Надежда Константиновна тоже много работала. Поднималась чуть свет, едва только белое от инея окно загоралось искрами холодной сибирской зари.

— Будем трудиться? — шутливым тоном спрашивал Владимир Ильич у Надежды Константиновны.

Она отвечала с улыбкой:

— Конечно. Ты заразил меня своей энергией. Только лампу свою, пожалуйста, погаси. Ведь уже утро!..

— Да, Надя, уже утро. Люблю утро. А ты?

— И я.

Готовая день и ночь работать, делать что-то доброе людям, она находила себе множество разных полезных дел. Но главным для нее была помощь ему — Владимиру Ильичу; чем больше разрастался его план, тем больше становилось работы.

В сущности, ту деятельность, которую изо дня в день вел Владимир Ильич, уже сейчас можно было приравнять к работе активно действующего подпольного революционного центра, и одному человеку становилось невмоготу справляться со всем.

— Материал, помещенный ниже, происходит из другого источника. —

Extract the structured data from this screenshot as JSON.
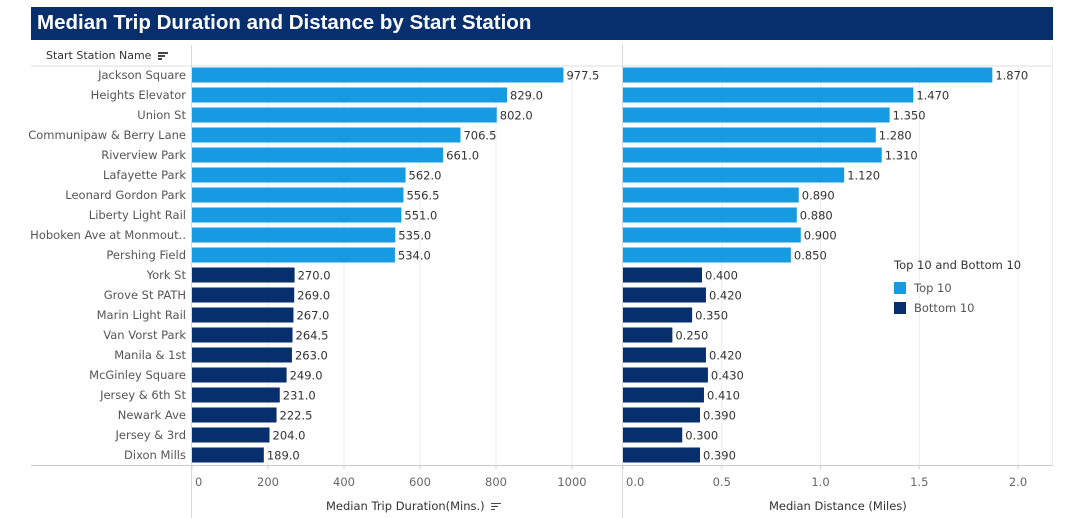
{
  "title": "Median Trip Duration and Distance by Start Station",
  "row_header": "Start Station Name",
  "legend": {
    "title": "Top 10 and Bottom 10",
    "items": [
      {
        "label": "Top 10",
        "color": "#169be3"
      },
      {
        "label": "Bottom 10",
        "color": "#082f6d"
      }
    ]
  },
  "colors": {
    "top": "#169be3",
    "bottom": "#082f6d",
    "header": "#082f6d"
  },
  "chart_data": [
    {
      "type": "bar",
      "orientation": "horizontal",
      "xlabel": "Median Trip Duration(Mins.)",
      "xlim": [
        0,
        1200
      ],
      "xticks": [
        0,
        200,
        400,
        600,
        800,
        1000
      ],
      "xtick_labels": [
        "0",
        "200",
        "400",
        "600",
        "800",
        "1000"
      ],
      "value_format": 1,
      "categories": [
        "Jackson Square",
        "Heights Elevator",
        "Union St",
        "Communipaw & Berry Lane",
        "Riverview Park",
        "Lafayette Park",
        "Leonard Gordon Park",
        "Liberty Light Rail",
        "Hoboken Ave at Monmout..",
        "Pershing Field",
        "York St",
        "Grove St PATH",
        "Marin Light Rail",
        "Van Vorst Park",
        "Manila & 1st",
        "McGinley Square",
        "Jersey & 6th St",
        "Newark Ave",
        "Jersey & 3rd",
        "Dixon Mills"
      ],
      "groups": [
        "Top 10",
        "Top 10",
        "Top 10",
        "Top 10",
        "Top 10",
        "Top 10",
        "Top 10",
        "Top 10",
        "Top 10",
        "Top 10",
        "Bottom 10",
        "Bottom 10",
        "Bottom 10",
        "Bottom 10",
        "Bottom 10",
        "Bottom 10",
        "Bottom 10",
        "Bottom 10",
        "Bottom 10",
        "Bottom 10"
      ],
      "values": [
        977.5,
        829.0,
        802.0,
        706.5,
        661.0,
        562.0,
        556.5,
        551.0,
        535.0,
        534.0,
        270.0,
        269.0,
        267.0,
        264.5,
        263.0,
        249.0,
        231.0,
        222.5,
        204.0,
        189.0
      ],
      "grid": true
    },
    {
      "type": "bar",
      "orientation": "horizontal",
      "xlabel": "Median Distance (Miles)",
      "xlim": [
        0,
        2.1
      ],
      "xticks": [
        0,
        0.5,
        1.0,
        1.5,
        2.0
      ],
      "xtick_labels": [
        "0.0",
        "0.5",
        "1.0",
        "1.5",
        "2.0"
      ],
      "value_format": 3,
      "categories": [
        "Jackson Square",
        "Heights Elevator",
        "Union St",
        "Communipaw & Berry Lane",
        "Riverview Park",
        "Lafayette Park",
        "Leonard Gordon Park",
        "Liberty Light Rail",
        "Hoboken Ave at Monmout..",
        "Pershing Field",
        "York St",
        "Grove St PATH",
        "Marin Light Rail",
        "Van Vorst Park",
        "Manila & 1st",
        "McGinley Square",
        "Jersey & 6th St",
        "Newark Ave",
        "Jersey & 3rd",
        "Dixon Mills"
      ],
      "groups": [
        "Top 10",
        "Top 10",
        "Top 10",
        "Top 10",
        "Top 10",
        "Top 10",
        "Top 10",
        "Top 10",
        "Top 10",
        "Top 10",
        "Bottom 10",
        "Bottom 10",
        "Bottom 10",
        "Bottom 10",
        "Bottom 10",
        "Bottom 10",
        "Bottom 10",
        "Bottom 10",
        "Bottom 10",
        "Bottom 10"
      ],
      "values": [
        1.87,
        1.47,
        1.35,
        1.28,
        1.31,
        1.12,
        0.89,
        0.88,
        0.9,
        0.85,
        0.4,
        0.42,
        0.35,
        0.25,
        0.42,
        0.43,
        0.41,
        0.39,
        0.3,
        0.39
      ],
      "grid": true
    }
  ]
}
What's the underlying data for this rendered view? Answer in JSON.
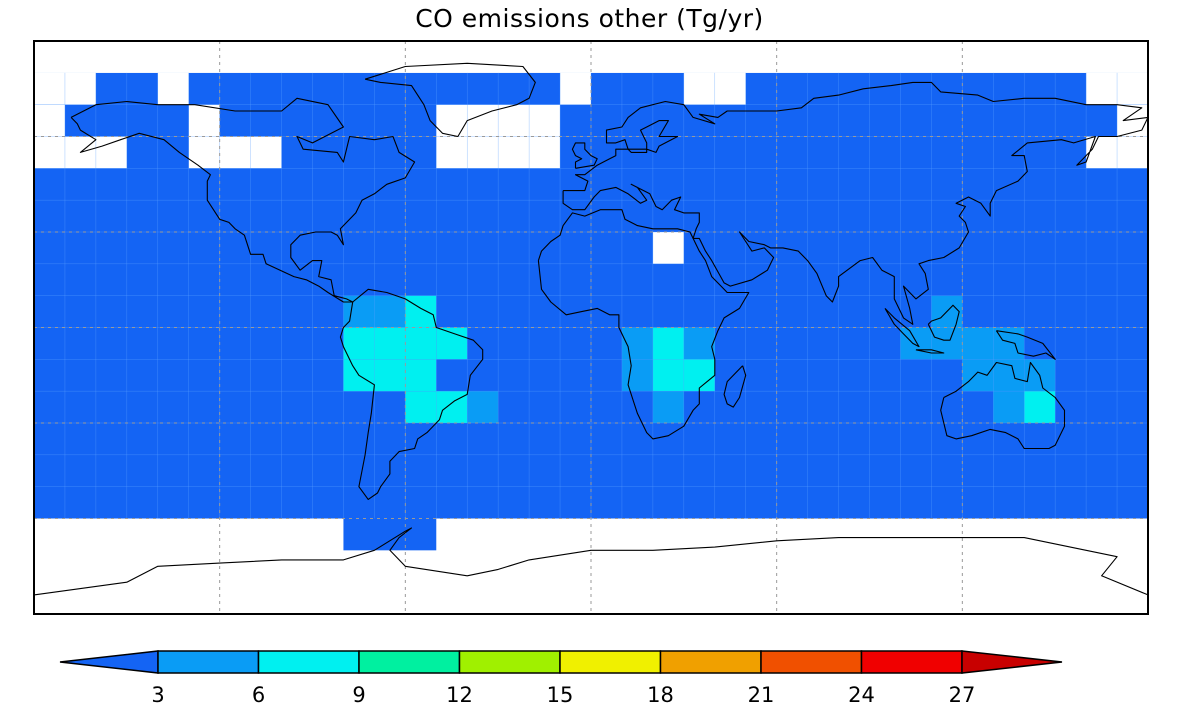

Помощь Надежды Константиновны была просто необходима.

В удивительной трудоспособности и выносливости она, пожалуй, не уступала Владимиру Ильичу, хотя была куда слабее его здоровьем.

Позавтракали по-сибирски плотно, сели за работу. Покойно и тепло в избе. Худенькая, бледная, в длинной черной юбке и блузке, перехваченной у талии кожаным поясом, Надежда Константиновна сохраняла и сейчас облик и повадки учительницы. Такой она была и в те годы, когда преподавала в вечерне-воскресной рабочей школе за Невской заставой.

Мягко лучатся добрые серо-синие глаза, оттененные длинными бровями. Глаза смотрят в мир искренне и чисто, и чувствуется: эта женщина способна все отдать ради любимого человека и ради той идеи, в которую она на всю жизнь поверила.

Казалось, и он ничуть не изменился с тех пор: во всем точен, аккуратен, всегда подобран. Когда она познакомилась с ним, молодым помощником присяжного поверенного, только что приехавшим в Питер, ему было всего двадцать три года. Как быстро он покорил всех глубиной знаний и силой мысли!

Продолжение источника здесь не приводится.